Identification of nonradiative recombination centers in GaN

Defect-assisted recombination limits the efficiency of solid-state devices. Since nonradiative capture rates decrease exponentially with the energy of the transition, the mechanisms by which recombination take place in wide-band-gap materials are unclear. We will discuss the methodology we have developed to address nonradiative recombination rates from first principles [1], and illustrate its application with the important case of Fe in GaN [2]. Research on Fe has been motivated by the use of Fe to achieve semi-insulating GaN substrates and room-temperature ferromagnetism in GaN. Iron can also be introduced unintentionally into GaN during growth. In traditional semiconductors such as silicon, transition metal impurities are known to act as efficient Shockley-Read-Hall centers by introducing midgap defect levels.

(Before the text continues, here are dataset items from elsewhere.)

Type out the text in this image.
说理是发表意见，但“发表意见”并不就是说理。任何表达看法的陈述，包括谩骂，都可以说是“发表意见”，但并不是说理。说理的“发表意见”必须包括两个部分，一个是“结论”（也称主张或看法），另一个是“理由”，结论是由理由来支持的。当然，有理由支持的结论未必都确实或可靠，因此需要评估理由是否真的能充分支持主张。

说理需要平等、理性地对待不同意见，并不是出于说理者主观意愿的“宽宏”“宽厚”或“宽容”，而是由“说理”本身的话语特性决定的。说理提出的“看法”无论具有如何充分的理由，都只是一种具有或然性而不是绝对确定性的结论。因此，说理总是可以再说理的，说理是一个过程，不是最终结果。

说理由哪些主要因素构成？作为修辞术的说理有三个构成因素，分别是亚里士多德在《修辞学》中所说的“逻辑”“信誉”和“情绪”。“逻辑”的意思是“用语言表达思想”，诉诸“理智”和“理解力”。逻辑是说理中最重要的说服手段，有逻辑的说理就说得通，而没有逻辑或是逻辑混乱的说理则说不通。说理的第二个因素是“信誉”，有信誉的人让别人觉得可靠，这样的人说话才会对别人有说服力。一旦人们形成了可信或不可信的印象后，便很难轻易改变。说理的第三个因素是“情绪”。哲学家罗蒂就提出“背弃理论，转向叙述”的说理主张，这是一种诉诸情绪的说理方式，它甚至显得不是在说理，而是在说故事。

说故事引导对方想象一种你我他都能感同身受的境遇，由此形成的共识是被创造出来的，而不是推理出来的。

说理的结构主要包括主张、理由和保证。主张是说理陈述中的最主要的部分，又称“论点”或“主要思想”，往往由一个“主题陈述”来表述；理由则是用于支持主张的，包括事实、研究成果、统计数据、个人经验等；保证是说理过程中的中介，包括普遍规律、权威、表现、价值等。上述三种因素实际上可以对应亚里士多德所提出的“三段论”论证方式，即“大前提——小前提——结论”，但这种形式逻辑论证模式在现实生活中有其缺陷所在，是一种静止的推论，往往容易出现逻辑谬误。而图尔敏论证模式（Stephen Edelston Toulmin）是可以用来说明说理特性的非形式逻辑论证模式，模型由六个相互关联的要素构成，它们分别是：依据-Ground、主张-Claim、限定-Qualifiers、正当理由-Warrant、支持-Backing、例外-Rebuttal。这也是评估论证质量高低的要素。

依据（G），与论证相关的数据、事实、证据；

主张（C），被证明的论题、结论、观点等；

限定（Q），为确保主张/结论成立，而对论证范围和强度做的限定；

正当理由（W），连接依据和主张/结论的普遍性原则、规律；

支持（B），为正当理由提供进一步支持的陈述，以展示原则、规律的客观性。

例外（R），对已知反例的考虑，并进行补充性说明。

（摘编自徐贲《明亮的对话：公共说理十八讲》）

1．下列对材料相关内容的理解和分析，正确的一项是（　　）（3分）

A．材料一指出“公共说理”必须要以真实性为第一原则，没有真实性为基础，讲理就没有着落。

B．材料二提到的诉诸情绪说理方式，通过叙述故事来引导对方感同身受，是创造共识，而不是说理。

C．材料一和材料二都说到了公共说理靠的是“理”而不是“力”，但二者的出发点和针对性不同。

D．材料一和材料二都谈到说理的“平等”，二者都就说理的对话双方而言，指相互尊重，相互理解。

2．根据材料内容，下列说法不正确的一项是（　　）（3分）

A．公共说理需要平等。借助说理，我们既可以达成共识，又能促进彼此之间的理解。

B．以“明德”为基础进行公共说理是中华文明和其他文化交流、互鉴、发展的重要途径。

Iron impurities in GaN do not follow this pattern: their defect level is close to the conduction band, and hence iron is not expected to act as a strong nonradiative recombination center. We use first-principles calculations based on density functional theory with a hybrid functional to uncover the electronic properties of Fe in GaN. We demonstrate that its high efficiency as a nonradiative center is due to a recombination cycle involving excited states. Unintentional incorporation of iron impurities at modest concentrations leads to nanosecond nonradiative recombination lifetimes. These calculations provide insight into the mechanisms that govern efficient nonradiative recombination in wide-band-gap semiconductors, which is essential for engineering improved materials to be adopted in efficient devices. This work was performed in collaboration with J.-X. Shen, C. E. Dreyer, G. Kresse, S. Marcinkevicius, A. Alkauskas, and C. G. Van de Walle. [1] C. E. Dreyer et al., Appl. Phys. Lett. 108, 141101 (2016). [2] D. Wickramaratne et al., Appl. Phys. Lett. 109, 162107 (2016).